Web 2.0’Reilly

The problem here – well, in addition to all of O’Reilly’s usual problems – is that he seems unaware, or pretends to be unaware, of the difference between an online community forum like Daily Kos and traditional corporate-owned pre-Internet media. Inviting users to participate in an interactive, Web 2.0 medium doesn’t make you automatically agree with everything they post to your site. If it did, there would be very little reason to do it.

O’Reilly even seems unaware of the comments left by people on his own site. Again, it’s possible that he just chooses not to be aware or he pretends not to be aware. But given O’Reilly’s demographic and the hate he peddles, it’s not hard to imagine that O’Reilly has more than a few viewers who would be willing to express views in a public forum that even O’Reilly wouldn’t want to be associated with.

I don’t consider comments on the O’Reilly site as coming from O’Reilly himself.

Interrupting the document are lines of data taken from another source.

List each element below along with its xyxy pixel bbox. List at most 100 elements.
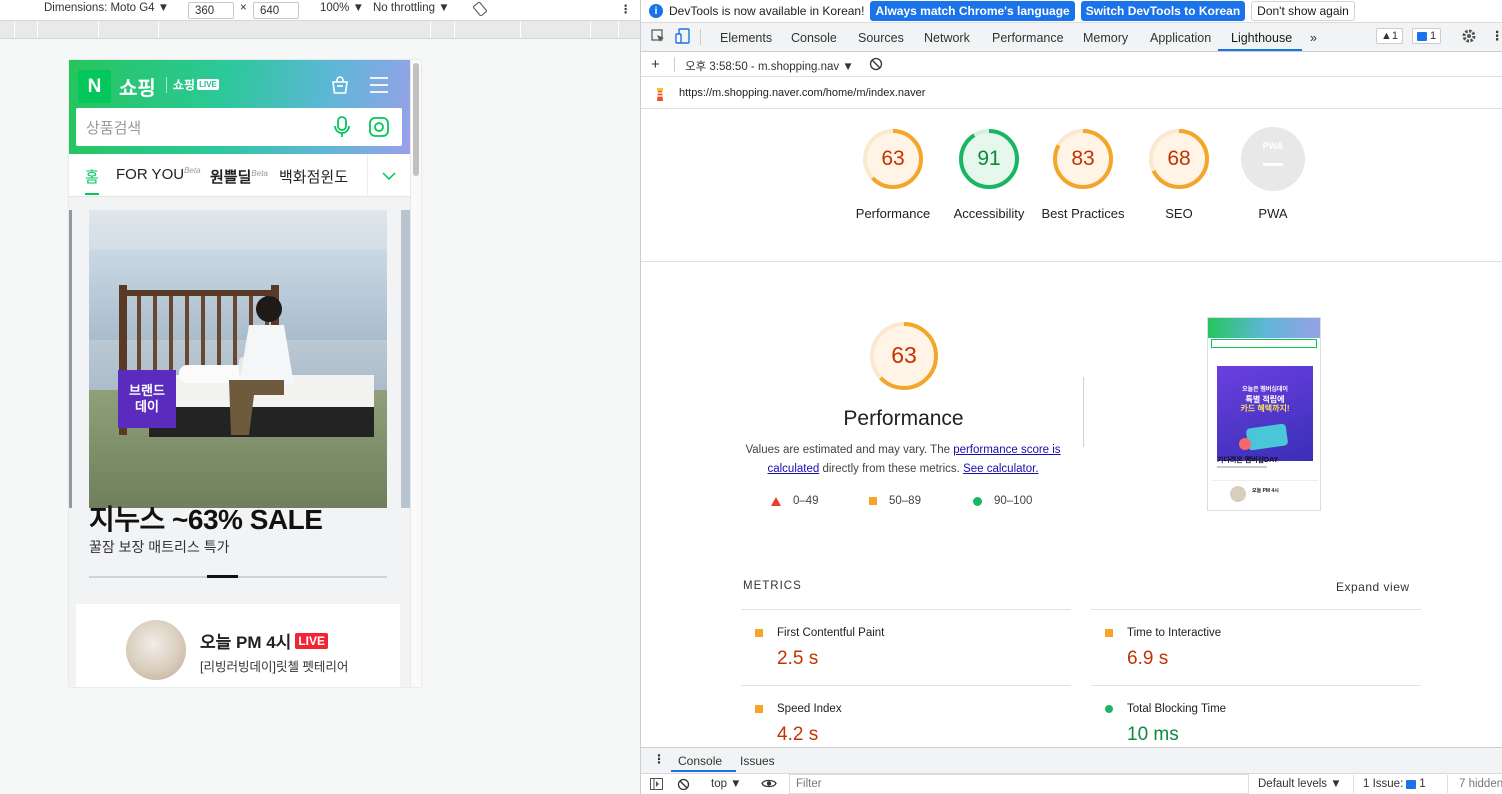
warnings-badge[interactable]: ▲1 [1376,28,1404,44]
banner-title[interactable]: 지누스 ~63% SALE [89,498,323,538]
new-report-icon[interactable]: + [651,56,660,73]
tab-console[interactable]: Console [791,31,837,45]
device-select[interactable]: Dimensions: Moto G4 ▼ [44,2,169,14]
gauge-seo-value: 68 [1167,147,1191,170]
issues-badge[interactable]: 1 [1412,28,1442,44]
cart-icon[interactable] [329,74,351,99]
more-tabs-button[interactable]: » [1310,31,1317,45]
throttling-select[interactable]: No throttling ▼ [373,2,450,14]
shopping-title[interactable]: 쇼핑 [119,72,156,101]
legend-average-range: 50–89 [889,495,921,507]
drawer-menu-icon[interactable]: ⋮ [653,752,665,766]
thumb-tabs [1211,352,1317,360]
tab-one-plus-deal[interactable]: 원쁠딜Beta [210,166,268,187]
tab-network[interactable]: Network [924,31,970,45]
next-banner-peek [401,210,410,508]
legend-average: 50–89 [869,495,921,507]
tab-home[interactable]: 홈 [85,166,99,195]
media-query-ruler[interactable] [0,20,640,39]
console-issues-count: 1 [1419,778,1426,790]
desc-text-2: directly from these metrics. [819,463,964,475]
devtools-menu-icon[interactable]: ⋮ [1491,28,1502,43]
tab-application[interactable]: Application [1150,31,1211,45]
voice-search-icon[interactable] [332,116,352,142]
lens-search-icon[interactable] [368,116,390,142]
report-select[interactable]: 오후 3:58:50 - m.shopping.nav ▼ [685,58,854,74]
tab-lighthouse[interactable]: Lighthouse [1231,31,1292,45]
expand-view-button[interactable]: Expand view [1336,580,1410,594]
tab-elements[interactable]: Elements [720,31,772,45]
see-calculator-link[interactable]: See calculator. [963,463,1038,475]
legend-fail-range: 0–49 [793,495,819,507]
thumb-live: 오늘 PM 4시 [1252,488,1279,494]
gauge-accessibility[interactable]: 91 [957,127,1021,191]
final-screenshot-thumbnail[interactable]: 오늘은 멤버십데이 특별 적립에 카드 혜택까지! 기다려온 멤버십DAY 오늘… [1207,317,1321,511]
metric-fcp-name: First Contentful Paint [777,627,885,639]
zoom-select[interactable]: 100% ▼ [320,2,364,14]
settings-gear-icon[interactable] [1461,28,1477,47]
report-url[interactable]: https://m.shopping.naver.com/home/m/inde… [679,87,925,99]
tab-department-window[interactable]: 백화점윈도 [279,166,348,187]
drawer-active-indicator [671,770,736,772]
tab-for-you[interactable]: FOR YOUBeta [116,166,201,183]
legend-pass-range: 90–100 [994,495,1033,507]
device-toggle-icon[interactable] [675,28,691,47]
menu-icon[interactable] [369,76,389,97]
match-language-button[interactable]: Always match Chrome's language [870,1,1075,21]
context-select[interactable]: top ▼ [711,778,742,790]
issue-message-icon [1406,779,1417,789]
width-input[interactable]: 360 [188,2,234,19]
rotate-icon[interactable] [473,2,487,16]
phone-scrollbar[interactable] [410,60,421,687]
metric-tbt-value: 10 ms [1127,724,1179,745]
console-issues-link[interactable]: 1 Issue: 1 [1363,778,1426,790]
lighthouse-report-bar: + 오후 3:58:50 - m.shopping.nav ▼ [641,52,1502,77]
hidden-messages-count: 7 hidden [1459,778,1502,790]
performance-big-value: 63 [891,342,917,368]
metric-tti-value: 6.9 s [1127,648,1169,669]
switch-korean-button[interactable]: Switch DevTools to Korean [1080,1,1246,21]
naver-logo[interactable]: N [78,70,111,103]
promo-banner-image[interactable]: 브랜드 데이 [89,210,387,508]
more-icon[interactable]: ⋮ [620,2,632,16]
legend-pass: 90–100 [973,495,1032,507]
language-infobar: i DevTools is now available in Korean! A… [641,0,1502,23]
drawer-tab-console[interactable]: Console [678,754,722,768]
tab-memory[interactable]: Memory [1083,31,1128,45]
brand-day-badge: 브랜드 데이 [118,370,176,428]
gauge-accessibility-label: Accessibility [953,206,1025,221]
metric-speed-index-name: Speed Index [777,703,842,715]
tab-sources[interactable]: Sources [858,31,904,45]
live-broadcast-card[interactable]: 오늘 PM 4시 LIVE [리빙러빙데이]릿첼 펫테리어 [76,604,400,687]
console-filter-input[interactable]: Filter [789,774,1249,794]
clear-console-icon[interactable] [677,778,690,794]
drawer-tab-issues[interactable]: Issues [740,754,775,768]
eye-icon[interactable] [761,777,777,793]
dont-show-again-button[interactable]: Don't show again [1251,1,1355,21]
shopping-header: N 쇼핑 쇼핑 LIVE 상품검색 [69,60,410,154]
log-levels-select[interactable]: Default levels ▼ [1258,778,1342,790]
gauge-pwa[interactable]: PWA [1241,127,1305,191]
sidebar-toggle-icon[interactable] [650,778,663,793]
thumb-headline-2: 특별 적립에 [1245,395,1285,404]
gauge-seo[interactable]: 68 [1147,127,1211,191]
live-brand-label: 쇼핑 [173,78,196,92]
tab-performance[interactable]: Performance [992,31,1064,45]
metric-tti: Time to Interactive 6.9 s [1091,609,1421,685]
active-tab-indicator [1218,49,1302,51]
live-card-subtitle: [리빙러빙데이]릿첼 펫테리어 [200,660,349,674]
inspect-element-icon[interactable] [651,29,665,46]
height-input[interactable]: 640 [253,2,299,19]
gauge-best-practices[interactable]: 83 [1051,127,1115,191]
clear-reports-icon[interactable] [869,57,883,74]
issues-badge-count: 1 [1430,30,1437,42]
category-tabs: 홈 FOR YOUBeta 원쁠딜Beta 백화점윈도 [69,154,410,197]
times-label: × [240,2,247,14]
gauge-accessibility-value: 91 [977,147,1001,170]
shopping-live-link[interactable]: 쇼핑 LIVE [173,76,219,93]
tabs-expand-button[interactable] [367,154,410,196]
search-input[interactable]: 상품검색 [76,108,402,146]
thumb-banner: 오늘은 멤버십데이 특별 적립에 카드 혜택까지! [1217,366,1313,461]
score-gauges: 63 Performance 91 Accessibility 83 Best … [641,109,1502,262]
gauge-performance[interactable]: 63 [861,127,925,191]
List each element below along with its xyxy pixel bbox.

It’s inappropriate for O’Reilly to use the comments on blogs or the postings of Kos diarists to compare progressive blogs to the Nazis and KKK.

The rebuttal to this lunacy was, of course, put best by Stephen Colbert:

Exactly. The Ku Klux Klan and the Nazis were both notorious for allowing people to express unpopular views in an open and free forum.

And that basically sums it up. If O’Reilly wants to make the argument that people who instigate hate are responsible for all of the comments and opinions of their followers, he’s free to do so. But then, we’ll all need to have a word with O’Reilly himself.

One Response to “Web 2.0’Reilly”

  1. Brian Backman Says:

    You’re right one here. It was frustrating to watch O’Reilly talk about a few comments as thought they represented the core beliefs of the web site. It shows that O’Reilly doesn’t understand what’s going on in the 21st century online world.